With #2101 one can tell GPU plugin to accept or deny GPUs having specific IDs.
What if it would be possible to run multiple GPU plugin set instances with different allow/deny lists and different resource names specified for them? One set would have allowlist for all dGPUs, and another would have it as denylist (resource names for them could then be e.g. i915_dgpu, i915_igpu or xe_dgpu, xe_igpu).
Admin would then have full control over how things are set up. Downside of that freedom would be configs between such clusters not being compatible due to admin selected names, nodes (potentially) running multiple plugin instances, and that device operator could (currently) manage only one of those sets.
What if it would be possible to run multiple GPU plugin set instances with different allow/deny lists and different resource names specified for them? One set would have allowlist for all dGPUs, and another would have it as denylist (resource names for them could then be e.g. i915_dgpu, i915_igpu or xe_dgpu, xe_igpu).
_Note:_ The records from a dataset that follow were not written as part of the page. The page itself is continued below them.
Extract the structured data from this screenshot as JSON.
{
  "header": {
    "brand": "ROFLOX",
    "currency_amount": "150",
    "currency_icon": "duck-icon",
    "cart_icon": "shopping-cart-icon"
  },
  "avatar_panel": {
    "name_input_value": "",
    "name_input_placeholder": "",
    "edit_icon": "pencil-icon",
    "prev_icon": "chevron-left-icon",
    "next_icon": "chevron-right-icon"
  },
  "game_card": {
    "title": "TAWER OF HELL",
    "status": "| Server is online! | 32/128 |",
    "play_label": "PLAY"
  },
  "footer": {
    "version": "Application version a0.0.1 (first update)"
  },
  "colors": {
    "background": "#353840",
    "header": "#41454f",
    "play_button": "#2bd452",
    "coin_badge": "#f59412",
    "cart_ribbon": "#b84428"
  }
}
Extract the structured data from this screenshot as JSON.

Yep, that's what I also thought about.
Admin would then have full control over how things are set up. Downside of that freedom would be configs between such clusters not being compatible due to admin selected names, nodes (potentially) running multiple plugin instances, and that device operator could (currently) manage only one of those sets.
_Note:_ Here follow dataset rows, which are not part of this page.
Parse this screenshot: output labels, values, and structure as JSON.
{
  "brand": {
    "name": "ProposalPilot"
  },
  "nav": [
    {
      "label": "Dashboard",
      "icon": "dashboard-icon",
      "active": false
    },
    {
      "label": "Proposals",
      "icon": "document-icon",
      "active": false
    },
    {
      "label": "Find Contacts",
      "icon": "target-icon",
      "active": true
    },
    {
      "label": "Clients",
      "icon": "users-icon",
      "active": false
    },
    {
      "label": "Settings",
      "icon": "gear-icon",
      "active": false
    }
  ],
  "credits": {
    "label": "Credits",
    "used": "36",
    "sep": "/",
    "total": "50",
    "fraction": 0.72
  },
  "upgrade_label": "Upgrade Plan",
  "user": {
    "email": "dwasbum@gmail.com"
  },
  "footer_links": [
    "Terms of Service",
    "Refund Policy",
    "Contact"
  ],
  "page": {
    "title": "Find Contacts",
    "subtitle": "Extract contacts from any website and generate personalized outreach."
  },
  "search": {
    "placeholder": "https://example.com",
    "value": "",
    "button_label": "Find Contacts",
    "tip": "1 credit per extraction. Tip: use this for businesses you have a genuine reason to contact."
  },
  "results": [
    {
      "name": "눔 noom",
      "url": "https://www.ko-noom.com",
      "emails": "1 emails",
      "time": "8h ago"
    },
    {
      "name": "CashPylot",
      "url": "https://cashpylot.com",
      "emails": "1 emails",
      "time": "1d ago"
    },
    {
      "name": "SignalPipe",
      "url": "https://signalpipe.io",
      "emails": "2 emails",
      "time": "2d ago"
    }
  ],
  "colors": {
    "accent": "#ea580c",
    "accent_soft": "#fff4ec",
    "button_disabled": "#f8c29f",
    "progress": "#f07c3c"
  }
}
Yep again. Workload modifications due to resource name differences and multiple plugin Pods per node would be the main downsides. Device plugin operator nowadays can run multiple plugin instances.
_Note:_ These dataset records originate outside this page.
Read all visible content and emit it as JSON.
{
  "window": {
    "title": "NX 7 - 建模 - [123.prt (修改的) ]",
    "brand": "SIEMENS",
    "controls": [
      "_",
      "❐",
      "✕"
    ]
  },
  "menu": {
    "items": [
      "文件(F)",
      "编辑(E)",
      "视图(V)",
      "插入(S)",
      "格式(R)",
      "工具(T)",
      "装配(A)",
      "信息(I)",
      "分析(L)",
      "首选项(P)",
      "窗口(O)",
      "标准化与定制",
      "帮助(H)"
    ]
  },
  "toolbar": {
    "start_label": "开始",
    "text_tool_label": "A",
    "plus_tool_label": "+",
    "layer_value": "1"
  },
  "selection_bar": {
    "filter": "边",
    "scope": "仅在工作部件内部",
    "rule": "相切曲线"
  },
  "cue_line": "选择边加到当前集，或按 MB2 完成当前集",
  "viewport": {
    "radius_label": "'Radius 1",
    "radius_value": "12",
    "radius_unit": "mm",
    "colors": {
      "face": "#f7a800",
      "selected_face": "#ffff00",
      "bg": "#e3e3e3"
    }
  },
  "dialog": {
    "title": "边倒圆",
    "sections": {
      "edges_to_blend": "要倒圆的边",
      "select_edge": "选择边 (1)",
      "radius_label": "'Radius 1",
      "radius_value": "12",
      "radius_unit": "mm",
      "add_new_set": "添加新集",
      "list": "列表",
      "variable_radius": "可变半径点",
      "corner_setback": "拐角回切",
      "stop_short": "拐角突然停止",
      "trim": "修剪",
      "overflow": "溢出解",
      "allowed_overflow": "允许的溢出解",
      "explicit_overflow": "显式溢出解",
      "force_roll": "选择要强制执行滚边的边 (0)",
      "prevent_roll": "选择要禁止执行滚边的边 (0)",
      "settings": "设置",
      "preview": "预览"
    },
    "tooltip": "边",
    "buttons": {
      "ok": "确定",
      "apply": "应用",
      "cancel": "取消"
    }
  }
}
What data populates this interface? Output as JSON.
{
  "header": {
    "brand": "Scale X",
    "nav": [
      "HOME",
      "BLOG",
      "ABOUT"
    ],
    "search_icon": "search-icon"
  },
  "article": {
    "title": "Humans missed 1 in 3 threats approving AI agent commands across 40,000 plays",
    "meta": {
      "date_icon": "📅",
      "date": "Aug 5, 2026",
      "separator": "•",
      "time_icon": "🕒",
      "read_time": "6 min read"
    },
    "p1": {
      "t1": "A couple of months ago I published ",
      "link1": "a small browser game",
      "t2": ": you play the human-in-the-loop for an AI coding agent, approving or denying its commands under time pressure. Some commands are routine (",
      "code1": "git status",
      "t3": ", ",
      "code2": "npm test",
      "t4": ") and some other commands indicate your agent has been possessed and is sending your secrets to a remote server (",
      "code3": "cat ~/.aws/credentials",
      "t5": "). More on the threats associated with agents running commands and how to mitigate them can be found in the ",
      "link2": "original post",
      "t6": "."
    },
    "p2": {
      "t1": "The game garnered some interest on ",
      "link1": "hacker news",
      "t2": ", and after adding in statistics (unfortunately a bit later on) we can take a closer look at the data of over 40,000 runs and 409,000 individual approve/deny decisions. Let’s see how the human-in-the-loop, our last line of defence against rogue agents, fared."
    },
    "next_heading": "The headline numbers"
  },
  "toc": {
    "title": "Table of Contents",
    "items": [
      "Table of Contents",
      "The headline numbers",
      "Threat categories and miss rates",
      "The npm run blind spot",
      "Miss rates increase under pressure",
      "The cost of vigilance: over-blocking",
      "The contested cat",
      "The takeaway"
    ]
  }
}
Plugin would need to be modified so that each plugin has its own socket.
Going to piggyback here in hopes of some insight.
I have a k8s cluster with 8 nodes. 4 nodes have 2 Arc GPUs. 4 nodes have 6 Arc GPUs.
Using the operator with no shared-dev-num=1, it seems like the operator isn't providing access to GPUs 3,4,5,6 on the larger nodes. Although the operator assigns the device properly to the pod, ffmpeg is not able to access the device.
Are there any tricks for running with a larger number of GPUs?
I have a k8s cluster with 8 nodes. 4 nodes have 2 Arc GPUs. 4 nodes have 6 Arc GPUs.
Nice! :)
Using the operator with no shared-dev-num=1, it seems like the operator isn't providing access to GPUs 3,4,5,6 on the larger nodes. Although the operator assigns the device properly to the pod, ffmpeg is not able to access the device.
Are there any tricks for running with a larger number of GPUs?
Are all the GPUs same on the 6xGPU nodes? i.e. there are no integrated or different Arc variants?
When the workload hits the 3,4,5,6 GPUs, what's the error?
In general, whether there are 1 or 8 GPUs, the behavior should be identical.